​​​​​​​​​​​​​​​​​​​​​​​​​​​​​​​​​​​​​​​​​​​​​​​​​​​​​​​​​​​​​​​​​​​​​​​​​​The Future of Nuclear Energy

Nuclear energy is the optimal choice to help meet decarbonization goals by integrating and complementing renewable resources to maintain a clean, reliable, and resilient electric system.  Nuclear energy provides firm, baseload power 24 hours a day, 365 days a year. This consistent, predictable generation of carbon-free electricity ensures electricity is available when it is needed and provides a​ foundation for the electric grid. Nuclear power is also cost-competitive, and each plant supports thousands of direct and indirect famil​y-wage jobs, with major economic benefits to surrounding communities. The reason for nuclear power's cost advantage is not in its plant-level costs. Instead, it resides in its overall cost to the electricity system. Renewables have seen tremendous reductions in cost but their intermittency – they generate electricity only 25-35 percent of the time – means additional energy sources are needed to fill the gap when the sun isn't shining, and the wind isn't blowing.

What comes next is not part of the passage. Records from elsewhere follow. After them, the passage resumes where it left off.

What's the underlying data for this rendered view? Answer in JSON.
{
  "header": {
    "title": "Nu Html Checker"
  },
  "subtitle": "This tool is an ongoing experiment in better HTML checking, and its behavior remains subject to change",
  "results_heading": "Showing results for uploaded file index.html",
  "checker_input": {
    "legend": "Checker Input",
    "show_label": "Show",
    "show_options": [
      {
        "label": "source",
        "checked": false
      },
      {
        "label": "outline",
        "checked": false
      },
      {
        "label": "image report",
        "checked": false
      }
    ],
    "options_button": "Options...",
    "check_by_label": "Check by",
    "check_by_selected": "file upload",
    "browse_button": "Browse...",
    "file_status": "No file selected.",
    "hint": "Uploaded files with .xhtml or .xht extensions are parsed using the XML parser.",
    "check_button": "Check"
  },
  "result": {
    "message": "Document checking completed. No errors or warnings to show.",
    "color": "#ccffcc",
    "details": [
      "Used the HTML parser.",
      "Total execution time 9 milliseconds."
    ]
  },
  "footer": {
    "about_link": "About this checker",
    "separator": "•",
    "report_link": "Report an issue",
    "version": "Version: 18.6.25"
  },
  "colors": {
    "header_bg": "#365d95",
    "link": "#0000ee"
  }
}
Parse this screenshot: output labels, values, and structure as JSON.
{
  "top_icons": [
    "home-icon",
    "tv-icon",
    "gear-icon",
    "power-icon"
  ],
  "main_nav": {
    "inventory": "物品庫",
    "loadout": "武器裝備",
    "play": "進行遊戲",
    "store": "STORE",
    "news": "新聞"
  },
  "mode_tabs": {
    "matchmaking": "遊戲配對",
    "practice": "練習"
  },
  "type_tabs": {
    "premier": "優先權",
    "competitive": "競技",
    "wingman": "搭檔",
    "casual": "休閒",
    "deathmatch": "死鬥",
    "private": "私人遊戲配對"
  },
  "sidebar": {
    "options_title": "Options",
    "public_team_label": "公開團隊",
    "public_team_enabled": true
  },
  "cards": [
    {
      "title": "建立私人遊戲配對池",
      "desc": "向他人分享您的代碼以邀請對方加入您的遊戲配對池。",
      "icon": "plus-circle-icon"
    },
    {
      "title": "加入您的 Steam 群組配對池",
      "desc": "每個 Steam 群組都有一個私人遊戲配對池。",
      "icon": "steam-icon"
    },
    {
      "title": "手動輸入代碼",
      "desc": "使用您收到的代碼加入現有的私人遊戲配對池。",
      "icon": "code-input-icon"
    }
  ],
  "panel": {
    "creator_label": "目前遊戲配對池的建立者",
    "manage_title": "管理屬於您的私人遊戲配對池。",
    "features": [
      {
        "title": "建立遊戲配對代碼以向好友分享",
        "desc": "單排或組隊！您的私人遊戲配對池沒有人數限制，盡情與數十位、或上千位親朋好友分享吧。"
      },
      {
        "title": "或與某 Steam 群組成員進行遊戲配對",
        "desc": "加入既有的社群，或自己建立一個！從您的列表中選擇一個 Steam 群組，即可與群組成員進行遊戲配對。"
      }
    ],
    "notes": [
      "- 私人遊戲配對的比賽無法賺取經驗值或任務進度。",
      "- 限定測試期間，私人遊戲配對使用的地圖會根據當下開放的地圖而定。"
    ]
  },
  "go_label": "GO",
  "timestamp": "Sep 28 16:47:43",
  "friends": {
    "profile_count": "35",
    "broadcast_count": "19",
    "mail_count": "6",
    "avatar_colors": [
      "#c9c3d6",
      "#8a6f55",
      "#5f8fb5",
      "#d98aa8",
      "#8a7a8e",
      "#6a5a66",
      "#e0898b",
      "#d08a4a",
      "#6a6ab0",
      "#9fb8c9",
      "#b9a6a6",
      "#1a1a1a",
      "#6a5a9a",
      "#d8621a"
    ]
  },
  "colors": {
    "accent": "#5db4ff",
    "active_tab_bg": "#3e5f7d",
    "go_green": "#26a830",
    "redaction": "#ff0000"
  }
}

The importance of the nuclear energy industry to the nation's energy security is becoming increasingly clear. 

Nuclear power is the only large-scale, carbon-free electricity source that the country can widely expand to produce large amounts of electricity. Currently, nuclear energy produces 19% of all electricity generated in the United States and 56 percent of our carbon-free electricity – and all of this comes from only 94 existing nuclear power plants. The energy density of nuclear power leads to abundant electricity being created from a very small footprint.

Advanced Reactor Demonstration Program

In 2019 Washington state passed the Clean Energy Transformation Act, also known as CETA, which sets the state on a path to 100 percent carbon-free electricity by 2045.  Energy Northwest, with its portfolio of 100 percent carbon-free resources, began an intensive analysis of how to accomplish this ambitious climate goal. In 2019 the agency commissioned a study by Energy + Environmental Economics (E3), a San Francisco-based consulting group, to calculate the energy capacity needs in the northwest over the next several decades and analyze a suite of clean, reliable and affordable energy resources available to meet that demand. The resulting study, released in 2020, found the optimal energy portfolio is a combination of current and new renewable and clean resources, including the deployment of advanced nuclear energy technologies and small modular reactors.

Shortly after publication of the E3 study, the U.S. Congress created the Advanced Reactor Demonstration Program (ARDP) and the U.S. Department of Energy (DOE) launched ARDP in May 2020. Intended to help domestic private industry demonstrate advanced nuclear reactors in the U.S., the program is accelerating the deployment of advanced reactors through cost-shared partnerships with the private sector. By rapidly developing these advanced reactors that hold tremendous potential, ARDP will expand access to clean energy, help power the carbon-free electric grids of the future and maintain the U.S. as a global leader in nuclear energy innovation and technology.

Energy Northwest partnered with two advanced nuclear energy companies –X-energy and Terra Power-GE Hitachi on their applications to DOE and in October 2020 DOE selected both companies for the program.​EN continues to work with both companies to develop their technologies with the goal of siting one project in Washington state as an ideal addition to our future carbon-free electric grid.

Versatile Test Reactor Project

In February 2019, the U.S. Department of Energy announced its plans to build a Versatile Test Reactor, or VTR. This new research reactor will be capable of performing irradiation testing at much higher neutron energy fluxes than what is currently available today.

This capability will help accelerate the testing of advanced nuclear fuels, materials, instrumentation, and sensors. It will also allow DOE to modernize its essential nuclear energy research and development infrastructure, and conduct crucial advanced technology and materials testing necessary to re-energize the U.S. nuclear energy industry.

The project is being led by Idaho National Laboratory in partnership with five national laboratories (Argonne, Los Alamos, Oak Ridge, Pacific Northwest and Savannah River) and Energy Northwest.

A VTR could be completed as early as 2026 at the site of one of DOE's national laboratories.